R - 如何重塑数据框,将两列的值合二为一?
R - How to reshape dataframe collating values of two columns in one?
我有一个数据框,我需要对其进行整形以方便它在可视化应用程序中的使用。这是数据框的压缩版本:
Carrier <- c("Mesa", "United", "JetBlue", "ExpressJet", "SkyWest")
Flight_Num <- c(7124, 7177, 334, 1223, 6380)
Origin <- c("ORD", "EWR", "SFO", "BOS", "BDL")
Dest <- c("PIT", "BOI", "DSM", "CWA", "CMH")
Sched_Depr <- c(1955, 1900, 1845, 1253, 1755)
df <- data.frame(Carrier, Flight_Num, Origin, Dest, Sched_Depr)
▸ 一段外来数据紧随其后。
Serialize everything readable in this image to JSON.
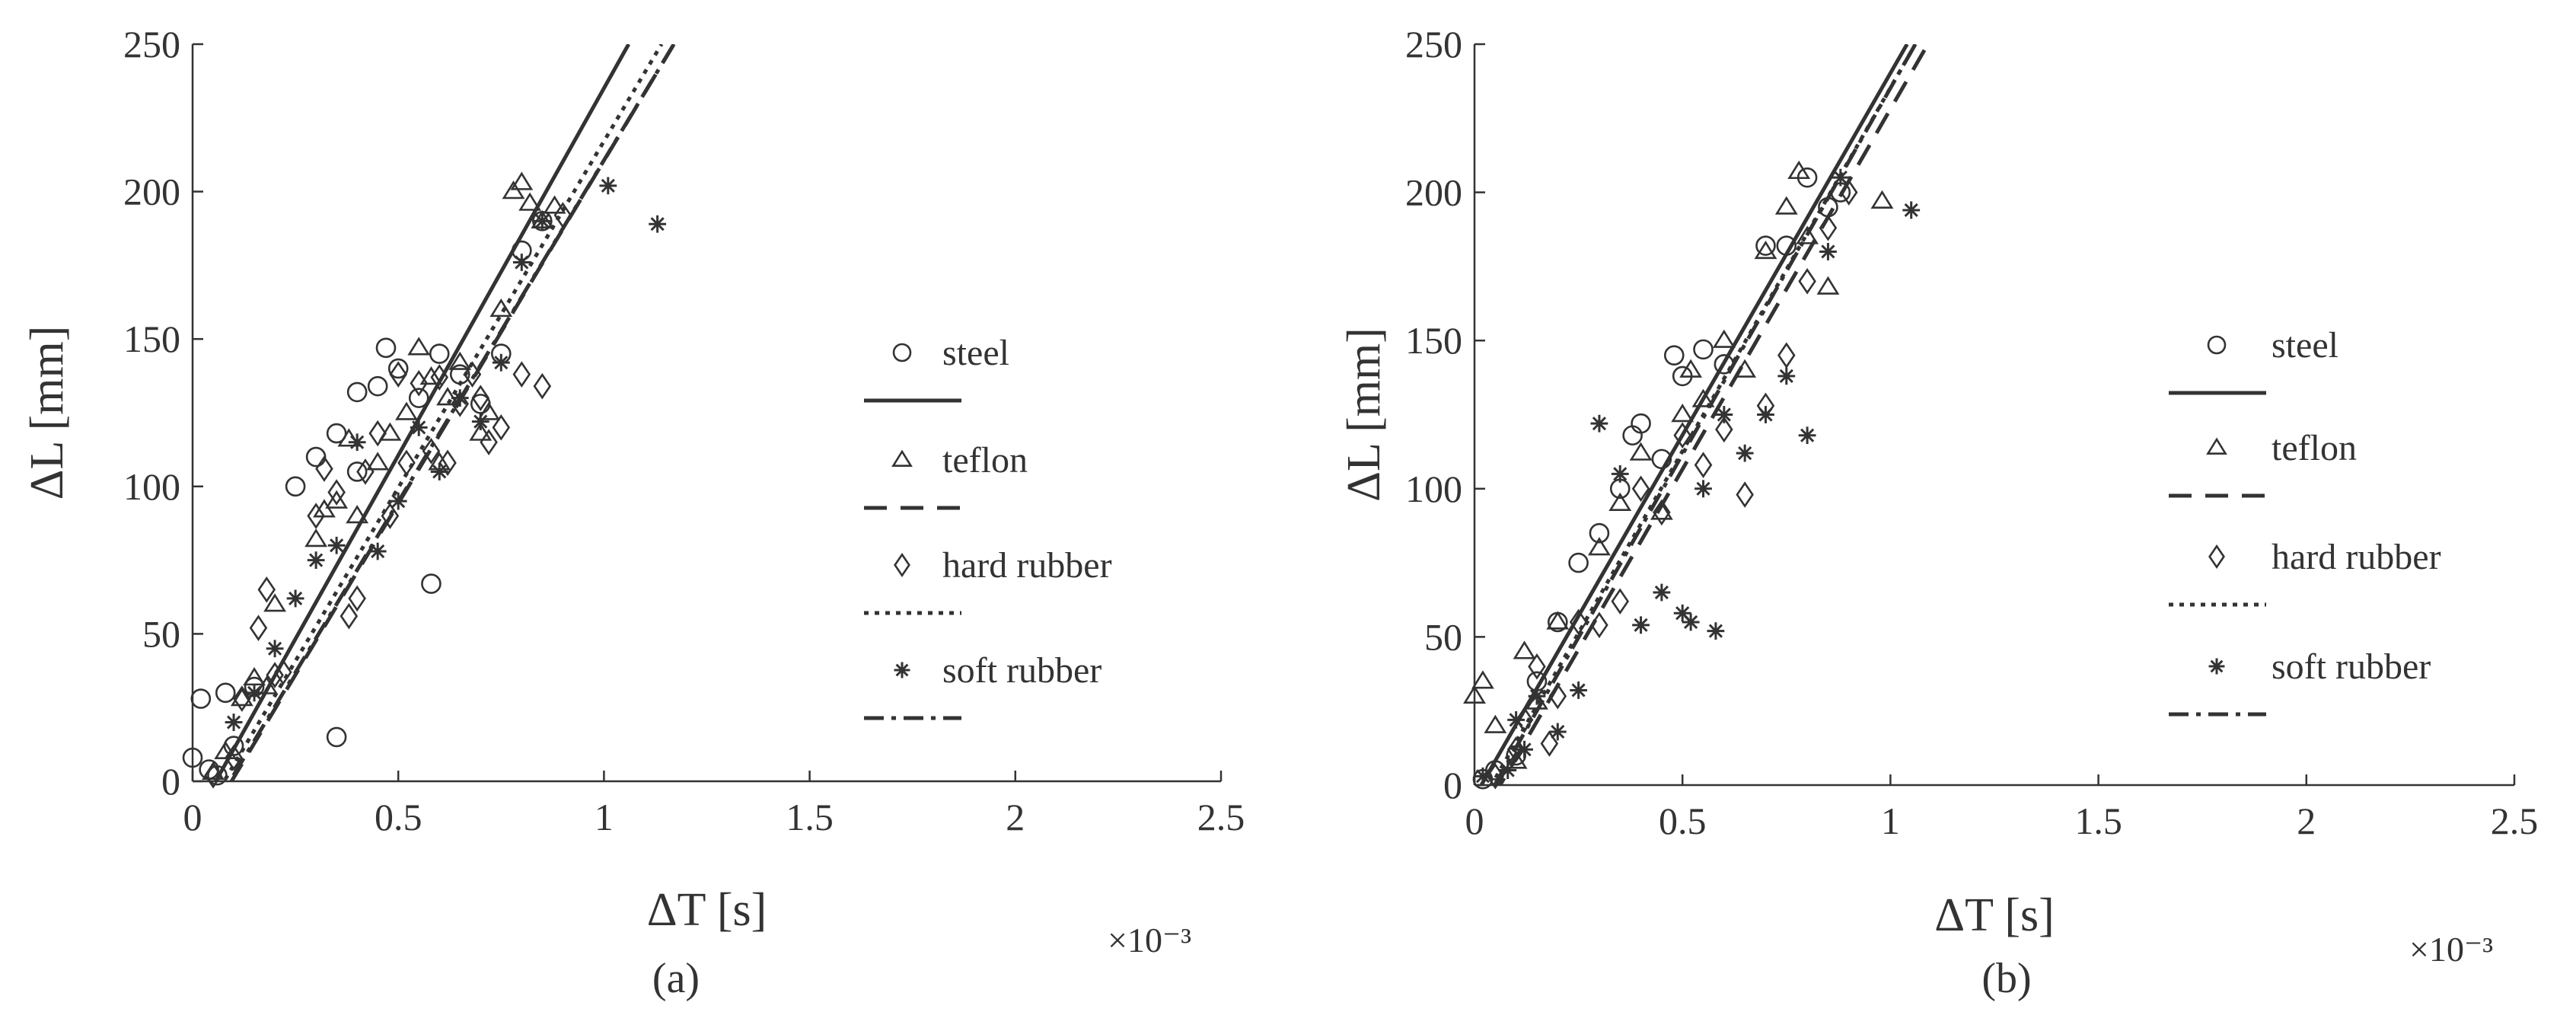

Carrier Flight_Num Origin Dest Sched_Depr
1 Mesa 7124 ORD PIT 1955
2 United 7177 EWR BOI 1900
3 JetBlue 334 SFO DSM 1845
4 ExpressJet 1223 BOS CWA 1253
5 SkyWest 6380 BDL CMH 1755
Origin
和 Dept
被可视化应用程序解释为地理数据(即坐标)。我需要将它们整理到一个名为 Coords
的列中。同时我需要创建一个新的订单标记变量Order_Points
。所以新的、重塑的数据框看起来像这样:
Carrier Flight_Num Coords Sched_Depr Order_Points
1 Mesa 7124 ORD 1955 1
2 Mesa 7124 PIT 1955 2
3 United 7177 EWR 1900 1
4 United 7177 BOI 1900 2
5 JetBlue 334 SFO 1845 1
6 JetBlue 334 DSM 1845 2
7 ExpressJet 1223 BOS 1253 1
8 ExpressJet 1223 CWA 1253 2
9 SkyWest 6380 BDL 1755 1
10 SkyWest 6380 CMH 1755 2
在保留(和复制)其他变量的同时整理像这样的两列的有效方法是什么?
这是一个使用 tidyverse 函数的选项。我们使用 gather
将数据框从 "wide" 格式转换为 "long" 格式。这还会添加一个列(此处称为 Type
),用于标记 Coords
是 Origin
还是 Dest
。
library(tidyverse)
df.long = df %>%
gather(Type, Coords, Origin, Dest) %>%
arrange(Carrier, desc(Type))
Carrier Flight_Num Sched_Depr Type Coords
1 ExpressJet 1223 1253 Origin BOS
2 ExpressJet 1223 1253 Dest CWA
3 JetBlue 334 1845 Origin SFO
4 JetBlue 334 1845 Dest DSM
5 Mesa 7124 1955 Origin ORD
6 Mesa 7124 1955 Dest PIT
7 SkyWest 6380 1755 Origin BDL
8 SkyWest 6380 1755 Dest CMH
9 United 7177 1900 Origin EWR
10 United 7177 1900 Dest BOI
你也可以使用 base R:
dat <- data.frame(Carrier, Flight_Num, Origin, Dest, Sched_Depr)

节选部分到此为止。